Подобный же исход могла иметь и неоконченная семейная история Молчалина.

В 1874 году завершилась другая многолетняя семейная драма. В лютый декабрьский мороз Михаил Евграфович отправился на похороны матери. Когда он приехал, ее уже похоронили. Его старший брат Дмитрий, вздыхая, посетовал на непочтительность, от которой, дескать, и при жизни терзалась душа «милого друга маменьки». Михаил Евграфович простыл по дороге, его бил озноб, и больше всего ему хотелось не видеть одетого в траур родственного воронья, которое того и гляди подымет несусветный галдеж из-за какого-нибудь спорного пункта завещания.

Вот и умерла женщина, которая давным-давно повела себя так, что при встречах с ней он не ощущал в себе ничего, кроме тягостного чувства взаимной лжи. Она была недовольна его женитьбой и обделила его по «раздельному акту» ради других сыновей. Он давно стал для нее не сыном, а всего лишь неисправным должником.

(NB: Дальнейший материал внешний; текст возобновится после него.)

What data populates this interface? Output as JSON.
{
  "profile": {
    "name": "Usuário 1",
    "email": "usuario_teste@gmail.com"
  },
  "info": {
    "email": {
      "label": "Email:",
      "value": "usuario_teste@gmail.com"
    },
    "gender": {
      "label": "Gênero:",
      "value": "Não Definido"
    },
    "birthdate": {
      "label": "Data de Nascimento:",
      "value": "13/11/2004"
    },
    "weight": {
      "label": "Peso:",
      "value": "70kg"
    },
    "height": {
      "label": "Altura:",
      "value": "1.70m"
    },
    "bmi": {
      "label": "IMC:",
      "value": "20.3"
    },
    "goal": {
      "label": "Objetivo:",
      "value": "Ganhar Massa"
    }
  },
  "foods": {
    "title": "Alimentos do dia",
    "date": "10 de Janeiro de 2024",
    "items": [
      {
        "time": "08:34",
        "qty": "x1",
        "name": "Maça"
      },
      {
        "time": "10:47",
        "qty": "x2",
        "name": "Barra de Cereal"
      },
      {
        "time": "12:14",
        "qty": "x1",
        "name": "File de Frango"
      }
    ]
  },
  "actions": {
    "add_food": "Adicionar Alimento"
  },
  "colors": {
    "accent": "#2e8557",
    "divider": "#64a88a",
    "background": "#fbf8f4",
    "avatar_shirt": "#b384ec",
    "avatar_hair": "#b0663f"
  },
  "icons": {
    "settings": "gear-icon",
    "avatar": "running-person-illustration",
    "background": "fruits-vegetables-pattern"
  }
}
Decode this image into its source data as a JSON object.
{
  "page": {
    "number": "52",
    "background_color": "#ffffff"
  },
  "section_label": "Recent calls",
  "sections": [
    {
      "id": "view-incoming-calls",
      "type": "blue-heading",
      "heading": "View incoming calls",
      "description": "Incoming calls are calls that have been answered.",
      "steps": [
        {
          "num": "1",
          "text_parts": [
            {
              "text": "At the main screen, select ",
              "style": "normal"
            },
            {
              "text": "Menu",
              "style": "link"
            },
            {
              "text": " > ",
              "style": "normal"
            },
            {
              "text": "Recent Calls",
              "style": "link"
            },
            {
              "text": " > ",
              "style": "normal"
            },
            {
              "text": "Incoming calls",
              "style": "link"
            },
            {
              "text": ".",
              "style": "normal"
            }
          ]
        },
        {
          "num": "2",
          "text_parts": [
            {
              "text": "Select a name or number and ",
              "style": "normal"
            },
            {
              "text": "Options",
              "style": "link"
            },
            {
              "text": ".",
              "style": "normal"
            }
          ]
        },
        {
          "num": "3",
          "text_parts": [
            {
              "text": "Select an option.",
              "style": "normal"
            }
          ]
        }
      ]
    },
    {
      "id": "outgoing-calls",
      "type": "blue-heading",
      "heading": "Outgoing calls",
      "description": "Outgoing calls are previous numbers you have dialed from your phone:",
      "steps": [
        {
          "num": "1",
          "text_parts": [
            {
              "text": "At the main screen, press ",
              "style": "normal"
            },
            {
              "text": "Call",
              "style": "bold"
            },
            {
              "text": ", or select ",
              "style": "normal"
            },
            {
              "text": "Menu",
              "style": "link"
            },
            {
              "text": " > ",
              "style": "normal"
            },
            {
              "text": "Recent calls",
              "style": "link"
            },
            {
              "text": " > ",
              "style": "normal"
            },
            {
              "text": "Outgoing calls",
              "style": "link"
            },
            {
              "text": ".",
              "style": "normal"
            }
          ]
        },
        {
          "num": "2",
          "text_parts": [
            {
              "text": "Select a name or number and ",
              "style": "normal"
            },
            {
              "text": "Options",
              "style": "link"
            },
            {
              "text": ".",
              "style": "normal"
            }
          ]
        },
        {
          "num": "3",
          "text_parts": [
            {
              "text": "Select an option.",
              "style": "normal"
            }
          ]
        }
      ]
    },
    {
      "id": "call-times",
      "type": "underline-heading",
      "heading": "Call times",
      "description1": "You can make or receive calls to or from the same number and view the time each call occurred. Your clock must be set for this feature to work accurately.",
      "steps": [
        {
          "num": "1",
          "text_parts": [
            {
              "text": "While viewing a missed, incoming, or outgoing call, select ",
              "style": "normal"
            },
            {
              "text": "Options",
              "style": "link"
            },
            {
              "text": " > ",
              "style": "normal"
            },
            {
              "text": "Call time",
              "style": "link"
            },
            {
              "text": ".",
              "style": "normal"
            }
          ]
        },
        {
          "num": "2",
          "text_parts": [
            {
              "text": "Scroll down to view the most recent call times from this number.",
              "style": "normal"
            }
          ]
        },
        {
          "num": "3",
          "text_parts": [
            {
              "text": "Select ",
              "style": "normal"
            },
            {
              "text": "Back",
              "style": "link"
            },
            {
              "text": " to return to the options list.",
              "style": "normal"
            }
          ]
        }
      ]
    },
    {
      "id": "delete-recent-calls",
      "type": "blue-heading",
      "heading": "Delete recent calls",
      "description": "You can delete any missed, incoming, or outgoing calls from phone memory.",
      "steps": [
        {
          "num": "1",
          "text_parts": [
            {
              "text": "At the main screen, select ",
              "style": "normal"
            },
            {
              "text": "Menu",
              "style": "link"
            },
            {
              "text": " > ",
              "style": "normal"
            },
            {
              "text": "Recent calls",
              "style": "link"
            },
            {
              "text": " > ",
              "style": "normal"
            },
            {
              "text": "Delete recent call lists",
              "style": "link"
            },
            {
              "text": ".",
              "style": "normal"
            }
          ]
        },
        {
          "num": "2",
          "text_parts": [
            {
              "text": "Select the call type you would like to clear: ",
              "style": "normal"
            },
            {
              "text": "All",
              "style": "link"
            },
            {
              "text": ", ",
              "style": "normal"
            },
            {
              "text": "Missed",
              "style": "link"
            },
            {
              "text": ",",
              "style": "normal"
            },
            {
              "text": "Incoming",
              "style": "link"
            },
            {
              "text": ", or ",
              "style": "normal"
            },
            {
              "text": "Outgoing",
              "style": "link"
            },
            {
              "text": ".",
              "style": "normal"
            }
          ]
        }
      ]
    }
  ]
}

Письма, с которыми ему приходилось постоянно обращаться к матери, — это форменные челобитные: «Всего более я прошу Вас о сложении запрещения (на имение. — А. Т.). Пожалуйста, исполните это, так как Вы положительно ничего через это не теряете. Имение у Вас в виду, да и наконец настоящие мои письма служат доказательством, что я вполне признаю свой долг в той цифре, которая находится в Вашей последней расписке от 12 февраля…» (9 марта 1873 г.); «Повторяю здесь то, что писал в прежних письмах: Вы решительно ничего не теряете со сложением запрещения…» (7 апреля 1873 г.); «Будьте также добры, дайте ход делу о снятии запрещения» (28 июля 1873 г.); «Благодарю Вас за Ваше желание снять запрещение с моего имения. Будьте так добры, выполните его» (17 августа 1873 г.); «Вспомните, что я с 63 года ничегоне получаю и содержу себя и семейство единственно тем, что сам вырабатываю… Прошу Вас уведомить, в каком положении дело о сложении с имения запрещения?» (20 октября 1873 г.).

Михаил Евграфович даже завидовал Некрасову, слушая его рассказы о матери и видя, каким мягким вдруг становится в эти минуты его замкнутое лицо. Сам он тогда казался себе каким-то злобным существом, в котором мысль об Ольге Михайловне не вызывала никаких других чувств, кроме разлития желчи.

Но даже теперь, после ее смерти, он не испытывал раскаяния. Глаза его были сухи, и родственники возмущались его бессердечием.